Raghav Malik
February 19, 2021

As the demand for machine learning–based inference increases in tandem with concerns about privacy, there is a growing recognition of the need for secure machine learning, in which secret models can be used to classify private data without the model or data being leaked. Fully Homomorphic Encryption (FHE) allows arbitrary computation to be done over encrypted data, providing an attractive approach to providing such secure inference. While such computation is often orders of magnitude slower than its plaintext counterpart, the ability of FHE cryptosystems to do ciphertext packing—that is, encrypting an entire vector of plaintexts such that operations are evaluated elementwise on the vector— helps ameliorate this overhead, effectively creating a SIMD architecture where computation can be vectorized for more efficient evaluation. Most recent research in this area has targeted regular, easily vectorizable neural network models. Applying similar techniques to irregular ML models such as decision forests remains unexplored, due to their complex, hard-to-vectorize structures.

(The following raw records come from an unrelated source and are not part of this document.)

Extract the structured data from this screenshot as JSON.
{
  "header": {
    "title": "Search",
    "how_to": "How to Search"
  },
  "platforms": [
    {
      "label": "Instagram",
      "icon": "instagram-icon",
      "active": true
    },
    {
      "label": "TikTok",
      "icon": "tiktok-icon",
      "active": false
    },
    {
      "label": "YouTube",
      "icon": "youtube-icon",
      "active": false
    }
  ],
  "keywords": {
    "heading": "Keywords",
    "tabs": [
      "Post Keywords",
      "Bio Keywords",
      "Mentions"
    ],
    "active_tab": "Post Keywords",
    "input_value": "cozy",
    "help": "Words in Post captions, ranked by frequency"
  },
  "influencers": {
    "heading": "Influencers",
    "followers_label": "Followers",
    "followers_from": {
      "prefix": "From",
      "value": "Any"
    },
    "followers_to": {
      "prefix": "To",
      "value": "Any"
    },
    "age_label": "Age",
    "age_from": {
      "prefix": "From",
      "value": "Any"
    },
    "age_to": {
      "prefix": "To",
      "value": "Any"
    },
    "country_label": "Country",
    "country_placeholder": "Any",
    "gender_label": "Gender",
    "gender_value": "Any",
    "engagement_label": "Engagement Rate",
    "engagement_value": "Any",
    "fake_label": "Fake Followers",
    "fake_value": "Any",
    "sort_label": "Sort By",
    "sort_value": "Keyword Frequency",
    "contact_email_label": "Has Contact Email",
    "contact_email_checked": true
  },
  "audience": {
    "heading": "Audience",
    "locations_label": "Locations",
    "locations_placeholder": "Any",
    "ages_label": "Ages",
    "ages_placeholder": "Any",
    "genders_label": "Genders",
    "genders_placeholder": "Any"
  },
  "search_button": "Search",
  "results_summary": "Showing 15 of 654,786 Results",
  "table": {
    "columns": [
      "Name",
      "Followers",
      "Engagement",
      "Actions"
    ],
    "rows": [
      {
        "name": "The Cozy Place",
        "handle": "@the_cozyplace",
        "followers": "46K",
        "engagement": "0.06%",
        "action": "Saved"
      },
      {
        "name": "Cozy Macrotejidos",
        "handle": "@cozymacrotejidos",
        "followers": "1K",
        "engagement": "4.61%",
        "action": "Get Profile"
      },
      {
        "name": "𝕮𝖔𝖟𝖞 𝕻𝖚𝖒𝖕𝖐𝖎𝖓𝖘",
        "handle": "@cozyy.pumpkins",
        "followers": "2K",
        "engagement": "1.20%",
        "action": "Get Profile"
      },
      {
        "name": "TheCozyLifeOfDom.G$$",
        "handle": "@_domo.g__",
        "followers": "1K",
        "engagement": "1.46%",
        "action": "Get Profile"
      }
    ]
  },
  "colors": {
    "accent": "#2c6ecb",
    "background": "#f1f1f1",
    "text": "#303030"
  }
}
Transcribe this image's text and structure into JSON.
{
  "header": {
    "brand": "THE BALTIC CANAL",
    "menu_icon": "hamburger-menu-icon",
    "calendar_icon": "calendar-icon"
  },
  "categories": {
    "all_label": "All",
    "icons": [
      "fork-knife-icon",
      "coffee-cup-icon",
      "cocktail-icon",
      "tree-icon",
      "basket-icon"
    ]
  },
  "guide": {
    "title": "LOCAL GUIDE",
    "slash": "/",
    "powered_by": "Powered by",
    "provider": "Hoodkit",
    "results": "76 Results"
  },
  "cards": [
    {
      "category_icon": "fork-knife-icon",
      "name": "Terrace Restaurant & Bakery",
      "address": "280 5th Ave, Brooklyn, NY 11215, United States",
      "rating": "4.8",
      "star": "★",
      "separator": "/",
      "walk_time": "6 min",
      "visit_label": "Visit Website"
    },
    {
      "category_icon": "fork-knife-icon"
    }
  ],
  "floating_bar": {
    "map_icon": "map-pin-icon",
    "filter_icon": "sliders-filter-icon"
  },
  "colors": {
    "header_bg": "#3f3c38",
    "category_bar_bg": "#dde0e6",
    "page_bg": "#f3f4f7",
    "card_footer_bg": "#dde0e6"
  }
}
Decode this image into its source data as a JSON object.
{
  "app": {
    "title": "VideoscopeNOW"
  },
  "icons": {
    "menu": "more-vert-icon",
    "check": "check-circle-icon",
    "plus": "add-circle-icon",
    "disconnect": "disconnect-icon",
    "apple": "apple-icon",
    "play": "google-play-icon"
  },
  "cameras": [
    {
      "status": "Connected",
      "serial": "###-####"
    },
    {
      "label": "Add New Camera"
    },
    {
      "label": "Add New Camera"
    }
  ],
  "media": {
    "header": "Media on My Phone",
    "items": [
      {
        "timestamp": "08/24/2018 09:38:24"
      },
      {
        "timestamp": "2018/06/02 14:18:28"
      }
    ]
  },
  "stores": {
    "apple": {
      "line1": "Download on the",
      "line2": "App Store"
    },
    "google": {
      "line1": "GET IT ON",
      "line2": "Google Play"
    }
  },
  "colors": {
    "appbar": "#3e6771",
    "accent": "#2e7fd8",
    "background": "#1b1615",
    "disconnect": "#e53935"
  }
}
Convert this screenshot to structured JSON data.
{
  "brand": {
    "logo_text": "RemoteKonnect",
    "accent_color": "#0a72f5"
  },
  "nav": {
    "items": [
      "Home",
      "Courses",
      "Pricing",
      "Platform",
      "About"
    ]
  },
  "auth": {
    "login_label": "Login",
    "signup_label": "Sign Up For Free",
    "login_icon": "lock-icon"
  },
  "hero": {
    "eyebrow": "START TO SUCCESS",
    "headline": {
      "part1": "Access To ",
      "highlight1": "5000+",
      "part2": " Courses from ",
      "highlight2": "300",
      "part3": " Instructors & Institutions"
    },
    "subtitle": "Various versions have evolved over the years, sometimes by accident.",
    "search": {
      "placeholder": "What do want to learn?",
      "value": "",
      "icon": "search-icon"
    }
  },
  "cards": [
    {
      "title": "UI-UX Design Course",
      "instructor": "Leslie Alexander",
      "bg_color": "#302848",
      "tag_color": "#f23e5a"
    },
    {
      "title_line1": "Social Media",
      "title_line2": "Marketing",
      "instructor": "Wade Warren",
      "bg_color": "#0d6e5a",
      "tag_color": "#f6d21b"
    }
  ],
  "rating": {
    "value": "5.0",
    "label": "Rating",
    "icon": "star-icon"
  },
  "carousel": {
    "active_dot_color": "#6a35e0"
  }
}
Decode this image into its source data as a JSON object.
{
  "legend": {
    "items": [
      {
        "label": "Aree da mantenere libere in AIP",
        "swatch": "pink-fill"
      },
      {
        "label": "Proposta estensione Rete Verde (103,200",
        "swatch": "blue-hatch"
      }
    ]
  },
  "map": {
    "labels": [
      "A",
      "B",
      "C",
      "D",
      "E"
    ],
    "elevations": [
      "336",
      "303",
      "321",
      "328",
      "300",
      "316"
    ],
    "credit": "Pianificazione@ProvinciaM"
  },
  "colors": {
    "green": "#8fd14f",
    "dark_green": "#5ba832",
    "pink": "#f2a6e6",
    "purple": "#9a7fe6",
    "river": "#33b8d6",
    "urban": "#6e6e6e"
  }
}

In this paper we present COPSE, the first system that exploits ciphertext packing to perform decision-forest inference. COPSE consists of a staging compiler that automatically restructures and compiles decision forest models down to a new set of vectorizable primitives for secure inference. We find that COPSE’s compiled models outperform the state of the art across a range of decision forest models, often by more than an order of magnitude, while still scaling well.